The price customers are willing to pay: This is determined by the value of the product to the target market. If consumers in the target market believe that they can gain significant benefits from the product, then they will be willing to pay a high price. However, if the product provides few benefits, consumers will only be prepared to pay a low price, for example, the price someone is willing to pay for a house will depend on its location, the number of rooms and other factors such as the size of the garden.

A business will consider all these factors before deciding on a price for each of its products. In certain situations, it may be appropriate to set a relatively high price. For example, Ikea may set a premium price on a high quality piece of furniture that is widely recognised as being superior to other similar products made by competitors. In other situations a business may opt to set relatively low prices. For example, a new company operating in a very competitive market may set low prices relative to its competitors in an attempt to win business and build a customer base.

IKEA are renowned for their cheap prices and high quality products. This has helped them build a huge reputation, and ultimately there cheap prices are a unique selling point, when people think, where can I get good, yet cheap furniture from? Instantly in most cases they think IKEA. IKEA is renowned for being value for money. Promotion is a series of marketing activated designed to make consumers aware of products. The ultimate aim, of course, is to persuade them to buy those products. Promotion is an important part of the marketing mix, and business can use a variety of different types of promotion.

One of the methods is advertising, advertising is a means by which businesses pay for communication with actual and potential customers through newspapers, television, radio, the internet and other media. It can be expensive, but advertising is often highly successful in influencing consumers’ purchasing decisions. Advertising can be informative, by setting out to increase consumer awareness of a product. This type of advertising is based on facts rather then images. On the other hand, persuasive advertising attempts to convince consumers to purchase a certain product. Persuasive advertising aims to persuade that the advertised product is better than the competition.

Sales promotion is any activity that provides a financial incentive to purchase a product. For instance Ikea may hand out free samples of food in their newly built restaurant or perhaps have demonstrations of how to put together some of their products to show customers that’s its easy, and can be done by anyone. IKEA advertising in the UK is intended to raise awareness of the IKEA brand and drive traffic to the stores. Some people love IKEA’s unique style of retail advertising, some hate it, but everyone who sees there advertising has a strong opinion and subsequently it provokes conversation and debate.

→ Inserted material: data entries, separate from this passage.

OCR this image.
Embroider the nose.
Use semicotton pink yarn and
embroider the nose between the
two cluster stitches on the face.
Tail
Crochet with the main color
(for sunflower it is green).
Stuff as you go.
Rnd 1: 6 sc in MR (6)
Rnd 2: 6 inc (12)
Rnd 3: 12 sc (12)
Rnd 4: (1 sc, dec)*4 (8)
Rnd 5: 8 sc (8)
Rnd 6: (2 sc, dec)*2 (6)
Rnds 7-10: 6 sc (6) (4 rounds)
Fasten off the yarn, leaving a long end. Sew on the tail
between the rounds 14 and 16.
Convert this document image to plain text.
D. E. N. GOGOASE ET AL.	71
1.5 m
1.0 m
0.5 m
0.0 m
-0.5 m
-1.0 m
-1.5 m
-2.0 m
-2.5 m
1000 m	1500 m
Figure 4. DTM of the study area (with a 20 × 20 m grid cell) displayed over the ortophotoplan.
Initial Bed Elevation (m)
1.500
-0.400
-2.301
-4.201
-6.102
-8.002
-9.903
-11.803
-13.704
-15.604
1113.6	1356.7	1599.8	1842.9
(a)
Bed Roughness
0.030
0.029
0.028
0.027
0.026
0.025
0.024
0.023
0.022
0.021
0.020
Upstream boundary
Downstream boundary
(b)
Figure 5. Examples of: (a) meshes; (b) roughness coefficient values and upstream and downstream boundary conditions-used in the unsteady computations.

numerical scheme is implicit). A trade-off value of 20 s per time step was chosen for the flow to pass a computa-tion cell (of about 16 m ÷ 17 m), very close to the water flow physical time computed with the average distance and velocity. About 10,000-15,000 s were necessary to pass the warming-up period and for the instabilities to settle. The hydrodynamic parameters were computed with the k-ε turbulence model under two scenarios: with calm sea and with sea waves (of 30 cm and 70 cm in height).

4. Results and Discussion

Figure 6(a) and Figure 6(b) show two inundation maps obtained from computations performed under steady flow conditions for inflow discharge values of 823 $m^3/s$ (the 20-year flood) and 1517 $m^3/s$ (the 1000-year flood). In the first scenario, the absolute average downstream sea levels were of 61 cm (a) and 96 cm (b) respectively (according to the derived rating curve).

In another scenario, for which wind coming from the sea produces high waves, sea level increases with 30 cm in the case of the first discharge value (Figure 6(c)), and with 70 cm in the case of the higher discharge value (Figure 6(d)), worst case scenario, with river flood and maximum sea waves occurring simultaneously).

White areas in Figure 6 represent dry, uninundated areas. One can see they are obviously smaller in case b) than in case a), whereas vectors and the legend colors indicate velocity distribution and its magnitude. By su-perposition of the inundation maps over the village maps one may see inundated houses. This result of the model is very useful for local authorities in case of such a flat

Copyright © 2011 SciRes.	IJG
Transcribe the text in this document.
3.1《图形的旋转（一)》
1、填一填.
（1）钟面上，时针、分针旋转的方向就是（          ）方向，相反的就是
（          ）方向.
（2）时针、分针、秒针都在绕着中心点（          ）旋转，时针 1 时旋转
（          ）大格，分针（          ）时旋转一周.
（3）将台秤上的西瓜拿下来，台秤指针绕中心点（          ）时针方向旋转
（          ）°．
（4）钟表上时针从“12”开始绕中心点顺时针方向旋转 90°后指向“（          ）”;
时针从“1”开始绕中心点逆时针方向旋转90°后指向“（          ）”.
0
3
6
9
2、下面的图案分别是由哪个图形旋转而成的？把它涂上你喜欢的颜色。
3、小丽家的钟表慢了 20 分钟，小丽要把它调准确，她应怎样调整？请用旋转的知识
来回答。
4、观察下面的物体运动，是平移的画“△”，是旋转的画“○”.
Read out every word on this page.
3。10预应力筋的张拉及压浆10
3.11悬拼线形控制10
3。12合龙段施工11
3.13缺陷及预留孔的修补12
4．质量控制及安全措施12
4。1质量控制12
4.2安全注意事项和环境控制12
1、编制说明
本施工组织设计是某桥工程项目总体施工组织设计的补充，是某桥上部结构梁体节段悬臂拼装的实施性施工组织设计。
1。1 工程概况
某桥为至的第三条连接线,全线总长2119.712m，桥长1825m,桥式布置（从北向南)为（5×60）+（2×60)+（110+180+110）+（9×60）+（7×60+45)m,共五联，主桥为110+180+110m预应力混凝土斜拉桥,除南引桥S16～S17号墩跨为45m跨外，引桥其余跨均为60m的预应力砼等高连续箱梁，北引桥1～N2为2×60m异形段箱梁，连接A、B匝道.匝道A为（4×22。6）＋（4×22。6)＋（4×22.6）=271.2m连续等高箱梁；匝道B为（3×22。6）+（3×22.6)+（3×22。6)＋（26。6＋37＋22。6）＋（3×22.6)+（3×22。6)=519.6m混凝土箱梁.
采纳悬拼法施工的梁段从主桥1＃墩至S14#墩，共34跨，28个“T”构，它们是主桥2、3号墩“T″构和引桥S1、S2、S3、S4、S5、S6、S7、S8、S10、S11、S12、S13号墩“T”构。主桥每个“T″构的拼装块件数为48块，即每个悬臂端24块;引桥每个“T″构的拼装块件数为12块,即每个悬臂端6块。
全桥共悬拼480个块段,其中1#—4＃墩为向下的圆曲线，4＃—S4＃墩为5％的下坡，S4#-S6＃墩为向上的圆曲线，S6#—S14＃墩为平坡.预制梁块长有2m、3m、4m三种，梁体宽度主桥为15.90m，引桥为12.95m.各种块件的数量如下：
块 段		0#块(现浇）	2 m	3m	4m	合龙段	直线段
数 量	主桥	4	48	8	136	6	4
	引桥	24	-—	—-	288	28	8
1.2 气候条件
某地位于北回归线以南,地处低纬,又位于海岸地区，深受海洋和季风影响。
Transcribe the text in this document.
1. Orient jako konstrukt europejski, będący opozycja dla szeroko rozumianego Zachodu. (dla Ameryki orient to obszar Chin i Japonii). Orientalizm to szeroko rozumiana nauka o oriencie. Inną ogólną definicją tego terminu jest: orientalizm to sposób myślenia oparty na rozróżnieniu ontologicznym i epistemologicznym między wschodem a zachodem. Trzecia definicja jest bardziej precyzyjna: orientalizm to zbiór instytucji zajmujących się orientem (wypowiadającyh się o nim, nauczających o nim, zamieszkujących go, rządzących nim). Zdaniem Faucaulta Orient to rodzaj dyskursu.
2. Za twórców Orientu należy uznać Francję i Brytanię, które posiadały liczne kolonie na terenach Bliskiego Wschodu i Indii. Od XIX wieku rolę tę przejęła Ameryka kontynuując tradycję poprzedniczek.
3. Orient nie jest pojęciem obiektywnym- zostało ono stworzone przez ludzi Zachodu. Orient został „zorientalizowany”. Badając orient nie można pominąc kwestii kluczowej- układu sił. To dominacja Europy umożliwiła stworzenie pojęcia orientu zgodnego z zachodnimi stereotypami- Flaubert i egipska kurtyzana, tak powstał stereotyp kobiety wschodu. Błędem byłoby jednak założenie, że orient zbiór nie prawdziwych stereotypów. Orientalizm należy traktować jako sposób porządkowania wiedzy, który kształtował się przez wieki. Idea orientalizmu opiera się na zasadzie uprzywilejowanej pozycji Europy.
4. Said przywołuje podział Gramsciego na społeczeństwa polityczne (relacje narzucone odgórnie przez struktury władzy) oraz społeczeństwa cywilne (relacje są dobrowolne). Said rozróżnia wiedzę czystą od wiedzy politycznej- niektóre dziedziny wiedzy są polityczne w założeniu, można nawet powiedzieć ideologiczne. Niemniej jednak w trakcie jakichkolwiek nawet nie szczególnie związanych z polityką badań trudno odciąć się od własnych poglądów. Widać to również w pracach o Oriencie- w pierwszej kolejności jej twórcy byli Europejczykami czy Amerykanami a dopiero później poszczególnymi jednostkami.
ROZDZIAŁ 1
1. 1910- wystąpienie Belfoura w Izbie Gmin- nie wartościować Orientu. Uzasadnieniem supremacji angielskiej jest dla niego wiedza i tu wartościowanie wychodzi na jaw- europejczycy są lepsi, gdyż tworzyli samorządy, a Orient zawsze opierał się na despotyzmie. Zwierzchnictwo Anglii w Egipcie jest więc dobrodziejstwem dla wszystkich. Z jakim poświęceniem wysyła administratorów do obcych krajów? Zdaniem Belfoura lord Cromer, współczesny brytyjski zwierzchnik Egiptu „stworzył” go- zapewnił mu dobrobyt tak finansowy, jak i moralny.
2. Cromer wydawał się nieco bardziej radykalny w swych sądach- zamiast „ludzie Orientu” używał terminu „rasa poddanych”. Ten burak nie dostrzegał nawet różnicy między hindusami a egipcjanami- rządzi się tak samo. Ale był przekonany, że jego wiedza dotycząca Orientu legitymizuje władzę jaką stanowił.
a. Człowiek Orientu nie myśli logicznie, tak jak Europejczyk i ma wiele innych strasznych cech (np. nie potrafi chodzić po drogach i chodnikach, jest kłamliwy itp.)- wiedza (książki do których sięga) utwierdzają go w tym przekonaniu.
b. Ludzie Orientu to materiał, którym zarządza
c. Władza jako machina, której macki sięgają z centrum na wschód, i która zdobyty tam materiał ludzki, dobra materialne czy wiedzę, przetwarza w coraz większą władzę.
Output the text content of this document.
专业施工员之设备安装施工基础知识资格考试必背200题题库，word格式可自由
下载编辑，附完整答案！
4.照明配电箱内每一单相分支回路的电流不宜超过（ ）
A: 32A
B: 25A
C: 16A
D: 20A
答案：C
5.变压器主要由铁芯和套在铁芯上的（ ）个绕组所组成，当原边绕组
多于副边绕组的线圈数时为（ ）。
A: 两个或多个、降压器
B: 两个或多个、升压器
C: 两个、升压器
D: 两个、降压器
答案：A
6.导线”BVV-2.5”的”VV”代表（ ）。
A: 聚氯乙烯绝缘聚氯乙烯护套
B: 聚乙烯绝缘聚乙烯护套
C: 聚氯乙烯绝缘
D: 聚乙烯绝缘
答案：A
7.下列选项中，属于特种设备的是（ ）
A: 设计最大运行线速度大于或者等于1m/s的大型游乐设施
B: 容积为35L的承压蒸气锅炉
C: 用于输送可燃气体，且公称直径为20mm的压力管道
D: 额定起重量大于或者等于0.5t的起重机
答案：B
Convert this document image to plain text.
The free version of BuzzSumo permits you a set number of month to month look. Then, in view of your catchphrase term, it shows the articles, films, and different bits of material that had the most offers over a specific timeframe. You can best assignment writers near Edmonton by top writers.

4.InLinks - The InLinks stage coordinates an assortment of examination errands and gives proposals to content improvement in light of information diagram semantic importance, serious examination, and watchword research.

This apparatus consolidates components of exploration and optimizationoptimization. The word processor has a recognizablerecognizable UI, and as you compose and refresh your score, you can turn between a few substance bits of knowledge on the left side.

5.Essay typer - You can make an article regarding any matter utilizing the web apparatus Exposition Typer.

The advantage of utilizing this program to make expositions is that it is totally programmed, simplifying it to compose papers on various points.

Despite having some of the most controversial television advertising campaigns in the UK this includes criticising the taste of the British public, invisible furniture, an exaggerated homosexual man advertising for IKEA. IKEA have raised awareness of there brand, let people know they are different to other home furnishing companies and most importantly increased sales. The advertising department includes all aspects of advertising and brand communication from television advertising and sponsorship to magazine and radio promotions. Advertising is used to support many different areas of the business including brand awareness, store themes, catalogue drops and store openings.